Submission to the mini-conference of the International Working Group on Value Theory, hosted by the Eastern Economic Association, 1997. This paper can be thought of as a detailed study of the relation between labour and money; more precisely, it examines the concept, due to Alejandro Ramos, of the ‘Monetary Expression of Labour Time’ (MELT). This notion has since entered the literature and is used, for example, by ‘New Solution’ scholars, though usually without acknowledging Ramos’s contribution, an omission which when done consciously, I consider not only suppressive but implicitly racist. A further cause for concern is that New Solution scholarship has subsequently evolved from Foley’s original ‘agnostic’ presentation towards explicitly equilibrium refoundations. The concept is also employed by Moseley in his own single-system equilibrium ‘monetary’ framework, but it must be noted, with due acknowledgement of original sources.
In either case, however, a temporal concept – the MELT – has been effectively appropriated into an equilibrium framework, without recognising that this transforms the meaning of the concept.
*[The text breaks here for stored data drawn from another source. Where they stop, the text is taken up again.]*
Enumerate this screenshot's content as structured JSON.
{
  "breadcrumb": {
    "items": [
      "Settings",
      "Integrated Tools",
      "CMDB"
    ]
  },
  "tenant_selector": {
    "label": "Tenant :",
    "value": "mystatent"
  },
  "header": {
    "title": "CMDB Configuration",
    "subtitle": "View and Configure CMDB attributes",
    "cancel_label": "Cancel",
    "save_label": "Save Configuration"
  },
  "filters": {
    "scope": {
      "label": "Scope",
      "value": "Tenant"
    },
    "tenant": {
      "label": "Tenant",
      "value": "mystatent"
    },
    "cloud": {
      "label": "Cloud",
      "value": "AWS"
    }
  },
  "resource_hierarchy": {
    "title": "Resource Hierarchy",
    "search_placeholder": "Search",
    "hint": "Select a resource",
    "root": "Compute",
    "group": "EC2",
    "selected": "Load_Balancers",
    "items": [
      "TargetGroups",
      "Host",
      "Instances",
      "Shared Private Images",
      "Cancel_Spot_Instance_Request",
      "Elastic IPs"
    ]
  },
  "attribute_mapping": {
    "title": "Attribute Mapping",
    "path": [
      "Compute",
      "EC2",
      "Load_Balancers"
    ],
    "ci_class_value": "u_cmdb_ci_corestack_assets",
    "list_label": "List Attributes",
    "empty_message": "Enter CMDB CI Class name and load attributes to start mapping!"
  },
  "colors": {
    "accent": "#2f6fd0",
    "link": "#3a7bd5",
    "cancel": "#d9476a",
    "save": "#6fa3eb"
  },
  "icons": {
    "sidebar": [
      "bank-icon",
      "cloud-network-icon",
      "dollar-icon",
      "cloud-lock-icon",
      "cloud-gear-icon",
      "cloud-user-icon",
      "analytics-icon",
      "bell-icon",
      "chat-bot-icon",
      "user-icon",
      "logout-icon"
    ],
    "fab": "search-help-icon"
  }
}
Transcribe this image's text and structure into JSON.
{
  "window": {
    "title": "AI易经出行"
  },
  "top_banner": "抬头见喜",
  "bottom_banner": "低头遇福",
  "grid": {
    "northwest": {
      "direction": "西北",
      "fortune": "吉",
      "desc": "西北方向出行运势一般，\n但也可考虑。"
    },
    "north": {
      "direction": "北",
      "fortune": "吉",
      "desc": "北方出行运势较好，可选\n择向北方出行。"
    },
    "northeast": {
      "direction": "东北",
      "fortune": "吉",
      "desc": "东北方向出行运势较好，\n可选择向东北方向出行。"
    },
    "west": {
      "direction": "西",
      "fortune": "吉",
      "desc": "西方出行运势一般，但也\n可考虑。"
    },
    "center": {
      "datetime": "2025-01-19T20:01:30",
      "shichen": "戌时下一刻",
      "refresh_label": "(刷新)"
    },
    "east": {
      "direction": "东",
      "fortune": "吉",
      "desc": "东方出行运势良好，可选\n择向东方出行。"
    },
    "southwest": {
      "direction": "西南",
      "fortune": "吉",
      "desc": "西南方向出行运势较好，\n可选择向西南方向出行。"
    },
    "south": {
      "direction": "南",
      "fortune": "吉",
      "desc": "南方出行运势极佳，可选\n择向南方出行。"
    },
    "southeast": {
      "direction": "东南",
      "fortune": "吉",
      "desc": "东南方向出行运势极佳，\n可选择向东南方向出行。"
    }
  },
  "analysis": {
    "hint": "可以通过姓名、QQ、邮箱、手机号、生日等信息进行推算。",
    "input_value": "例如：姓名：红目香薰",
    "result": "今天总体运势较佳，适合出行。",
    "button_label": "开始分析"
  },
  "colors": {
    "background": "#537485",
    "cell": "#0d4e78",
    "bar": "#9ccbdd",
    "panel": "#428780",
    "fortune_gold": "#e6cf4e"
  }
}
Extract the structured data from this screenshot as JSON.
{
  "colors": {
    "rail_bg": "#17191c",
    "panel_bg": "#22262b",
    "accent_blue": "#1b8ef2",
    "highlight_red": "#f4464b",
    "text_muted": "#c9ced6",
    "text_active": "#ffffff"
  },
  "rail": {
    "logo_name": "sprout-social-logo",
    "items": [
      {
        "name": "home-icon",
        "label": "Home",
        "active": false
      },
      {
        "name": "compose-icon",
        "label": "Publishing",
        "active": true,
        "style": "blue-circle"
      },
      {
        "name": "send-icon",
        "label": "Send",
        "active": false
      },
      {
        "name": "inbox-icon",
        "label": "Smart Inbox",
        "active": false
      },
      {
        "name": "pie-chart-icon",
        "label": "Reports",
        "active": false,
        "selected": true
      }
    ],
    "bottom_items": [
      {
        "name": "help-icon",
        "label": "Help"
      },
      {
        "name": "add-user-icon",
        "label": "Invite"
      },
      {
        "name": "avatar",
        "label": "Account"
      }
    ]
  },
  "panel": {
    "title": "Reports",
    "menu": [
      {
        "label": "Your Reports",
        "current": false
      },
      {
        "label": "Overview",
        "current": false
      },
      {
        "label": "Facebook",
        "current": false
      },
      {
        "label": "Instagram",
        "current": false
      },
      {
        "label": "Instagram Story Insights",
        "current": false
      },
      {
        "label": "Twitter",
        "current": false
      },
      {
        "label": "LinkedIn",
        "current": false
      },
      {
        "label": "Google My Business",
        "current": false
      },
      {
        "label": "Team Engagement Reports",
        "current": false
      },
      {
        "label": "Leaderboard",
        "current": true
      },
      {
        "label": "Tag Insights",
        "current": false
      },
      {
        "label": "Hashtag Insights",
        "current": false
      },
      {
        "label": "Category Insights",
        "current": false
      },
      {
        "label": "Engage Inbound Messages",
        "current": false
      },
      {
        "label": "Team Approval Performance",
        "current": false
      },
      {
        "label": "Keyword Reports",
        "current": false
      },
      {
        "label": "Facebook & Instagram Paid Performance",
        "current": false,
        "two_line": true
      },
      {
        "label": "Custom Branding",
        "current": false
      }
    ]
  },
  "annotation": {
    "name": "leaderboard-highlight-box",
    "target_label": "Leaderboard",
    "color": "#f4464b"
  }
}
In this early paper, written before this evolution was complete, I sought to demonstrate the connection between a rigorous notion of the MELT and temporal approaches to the way capitalist economies function; it is not possible to formulate the MELT in either a consistent or a general way, without recognising that, as I later put it, ‘exchange consistency’, that is to say, without recognising that the money paid by the buyers of a commodity is the same as the money received by the sellers. In an equilibrium framework, other than in the exceptional and unreal case of an unchanging economy, exchange consistency is not respected, so that money either appears from nowhere, or disappears without being accounted for. This paper was an early investigation of the necessary relation between temporalism and a general formalization of the MELT.